Monday, March 28, 2022

Marla Ahlgrimm On The Physical Symptoms Of Anxiety

Marla Ahlgrimm
We often think of stress and anxiety as only affecting our mood and emotions. However, there are many physical symptoms that can’t be ignored. According to Marla Ahlgrimm, anxiety disorders, including PTSD and social anxiety, can take a toll on the body. Keep reading for more insight. 
Q: What are some of the physical side-effects of anxiety? 
Marla Ahlgrimm: One of the first is a racing heart. When you are feeling anxious or stressed, your adrenal glands kick in and produce more adrenaline than normal.

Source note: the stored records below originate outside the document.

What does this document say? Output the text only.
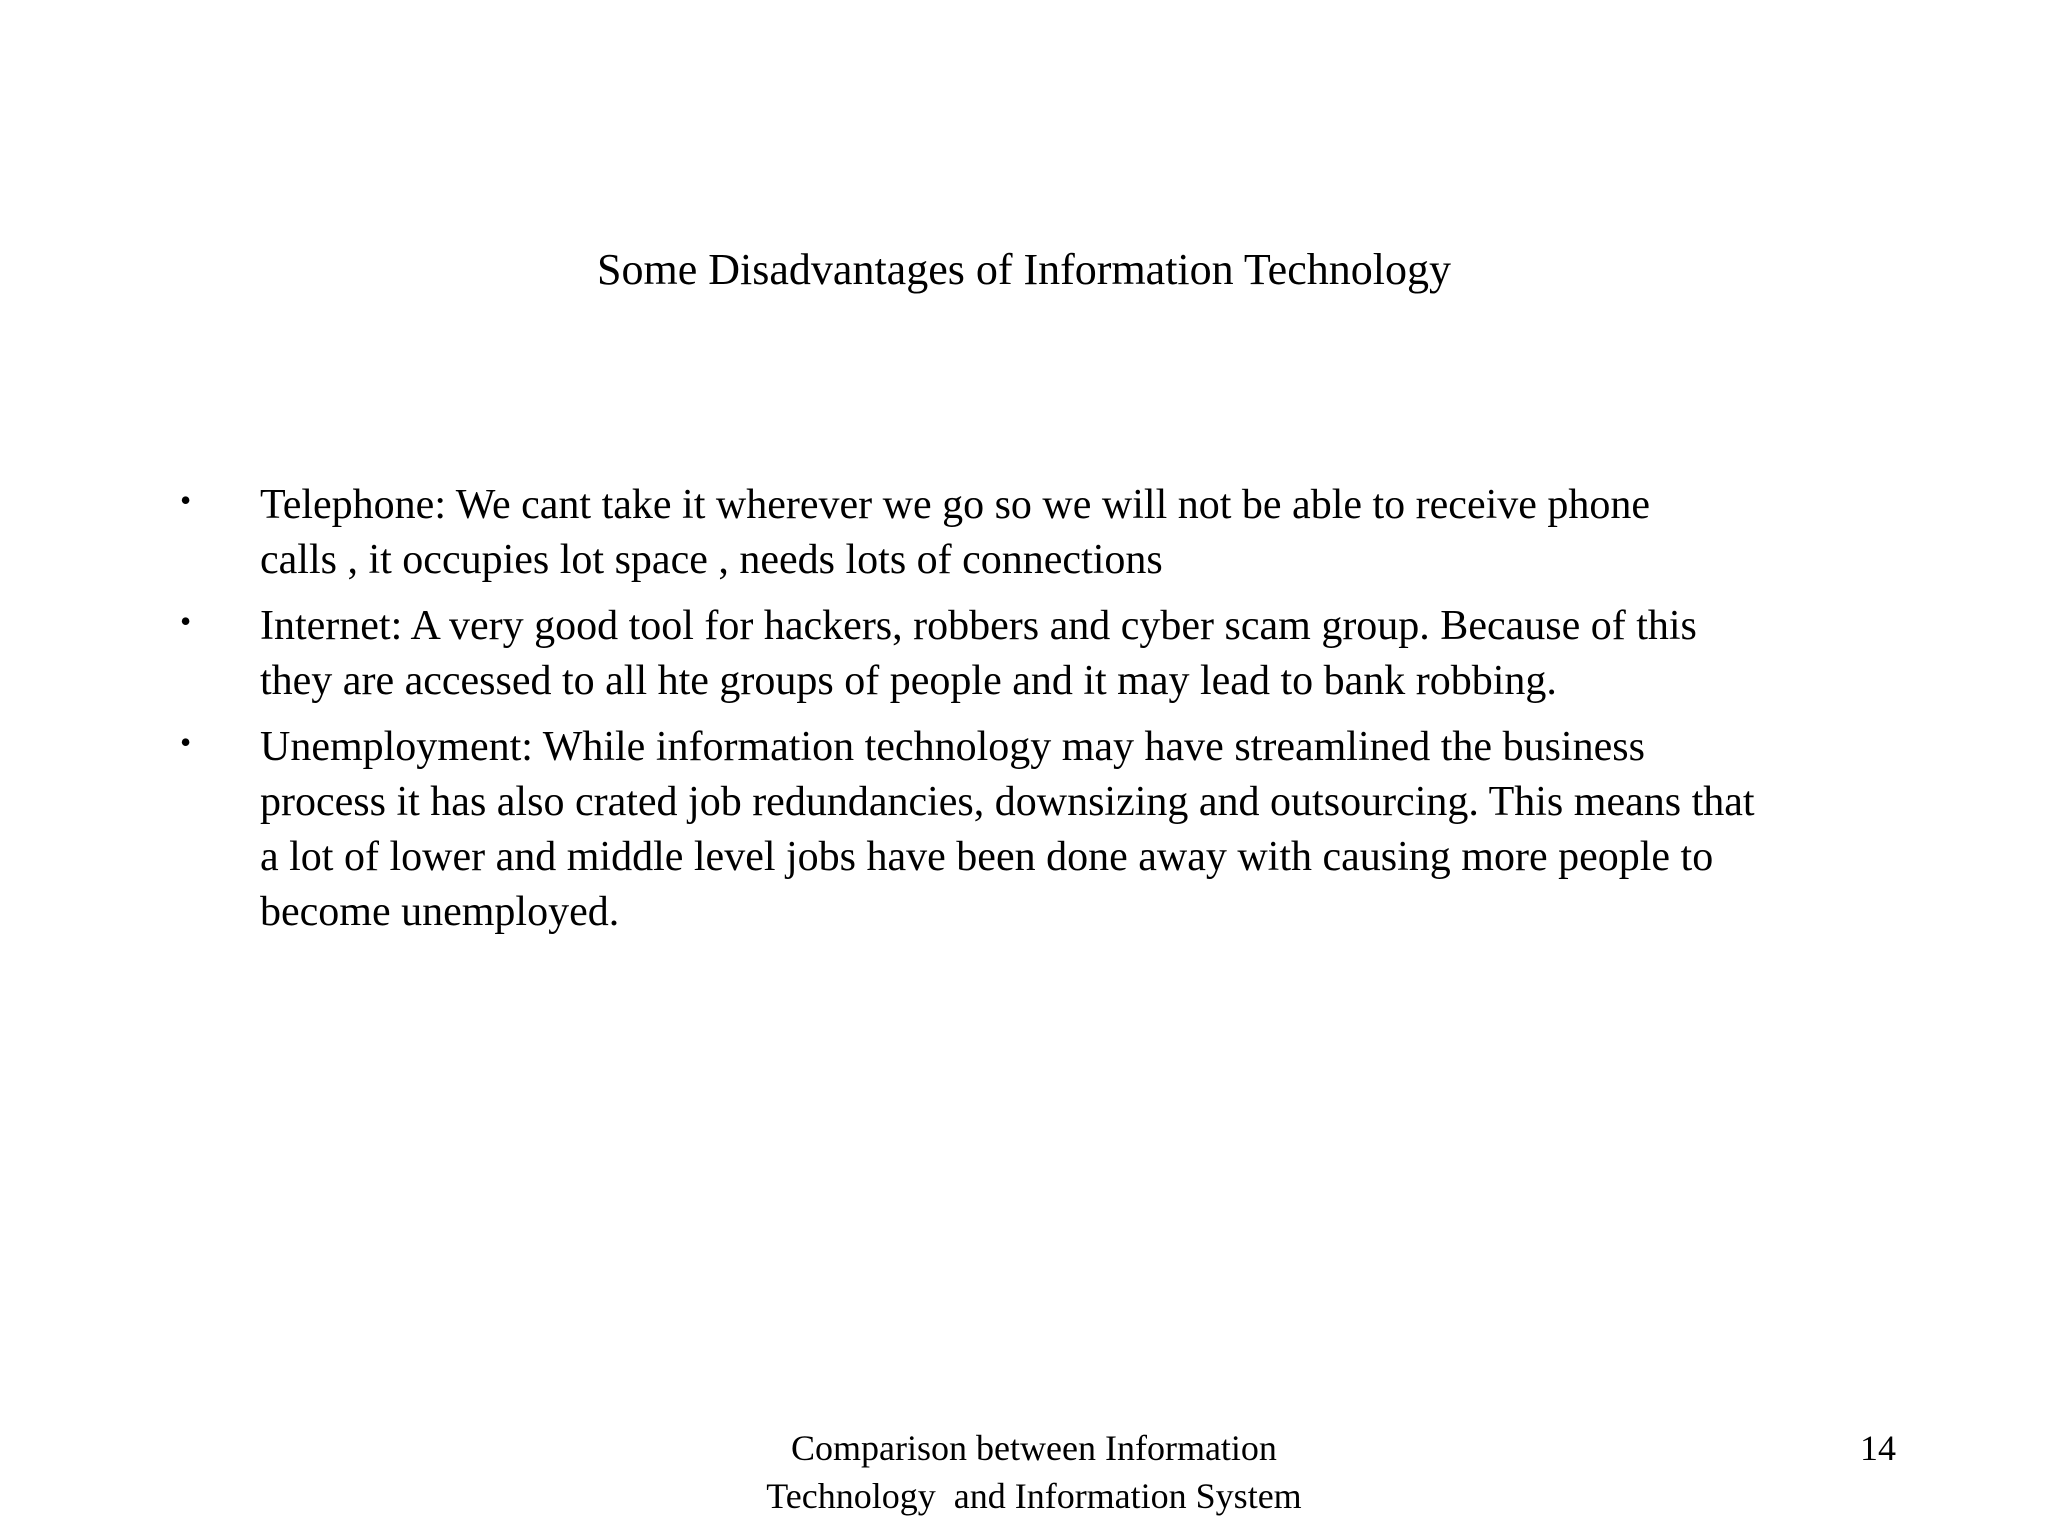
Some Disadvantages of Information Technology
•	Telephone: We cant take it wherever we go so we will not be able to receive phone
calls , it occupies lot space , needs lots of connections
•	Internet: A very good tool for hackers, robbers and cyber scam group. Because of this
they are accessed to all hte groups of people and it may lead to bank robbing.
•	Unemployment: While information technology may have streamlined the business
process it has also crated job redundancies, downsizing and outsourcing. This means that
a lot of lower and middle level jobs have been done away with causing more people to
become unemployed.
Comparison between Information
Technology  and Information System
14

This gives your body the ability to flood your muscles with blood, which is a biological advantage that gives you a bit more strength so that you can fight or flee from threat. Shortness of breath and stomach pain are also common. 

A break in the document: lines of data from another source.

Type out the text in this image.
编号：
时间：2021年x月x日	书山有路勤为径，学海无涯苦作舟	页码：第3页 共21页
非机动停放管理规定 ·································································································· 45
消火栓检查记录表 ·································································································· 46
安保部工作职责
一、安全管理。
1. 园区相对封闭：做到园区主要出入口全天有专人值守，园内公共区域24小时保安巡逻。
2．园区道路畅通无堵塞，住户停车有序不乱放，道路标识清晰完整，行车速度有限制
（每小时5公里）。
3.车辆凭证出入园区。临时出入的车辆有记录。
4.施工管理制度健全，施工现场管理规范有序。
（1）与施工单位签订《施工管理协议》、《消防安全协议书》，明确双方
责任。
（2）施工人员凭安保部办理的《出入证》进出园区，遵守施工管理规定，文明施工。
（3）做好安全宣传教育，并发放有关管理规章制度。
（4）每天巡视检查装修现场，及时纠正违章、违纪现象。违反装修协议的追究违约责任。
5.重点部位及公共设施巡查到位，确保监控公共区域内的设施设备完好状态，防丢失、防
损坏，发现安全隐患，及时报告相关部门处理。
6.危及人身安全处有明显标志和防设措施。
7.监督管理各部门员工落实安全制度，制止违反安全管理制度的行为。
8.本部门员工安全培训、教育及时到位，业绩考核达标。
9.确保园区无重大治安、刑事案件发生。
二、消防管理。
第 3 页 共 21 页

Q: Why do I have trouble sleeping when I’m anxious? 
Marla Ahlgrimm: Adrenaline might be a culprit here as well. In addition to your mind racing, your body produces more hormones when you’re stressed. Cortisol is another potential contender when it comes to placing blame on your sleepless nights. The added coffee drink in the mornings after you don’t get enough sleep can also contribute to your lack of sleep the next night. 

Q: Is sweating normal during times of high stress? 
Marla Ahlgrimm
Marla Ahlgrimm: Absolutely. If you’re prone to sweating anyway, your body may even produce more moisture in your palms and armpits than normal. This is because your sympathetic nervous system influences sweat glands throughout the body. Unfortunately, more perspiration means a higher chance that moisture is mixed with bacteria, and you may find that you have increased body odor during this time as well. 
Q: Is it true that anxiety can mess with your menstrual cycle? 
Marla Ahlgrimm: When your body produces cortisol, other hormones, such as progesterone and estrogen, are affected. This can result in skipped cycles or even more intense PMS pain.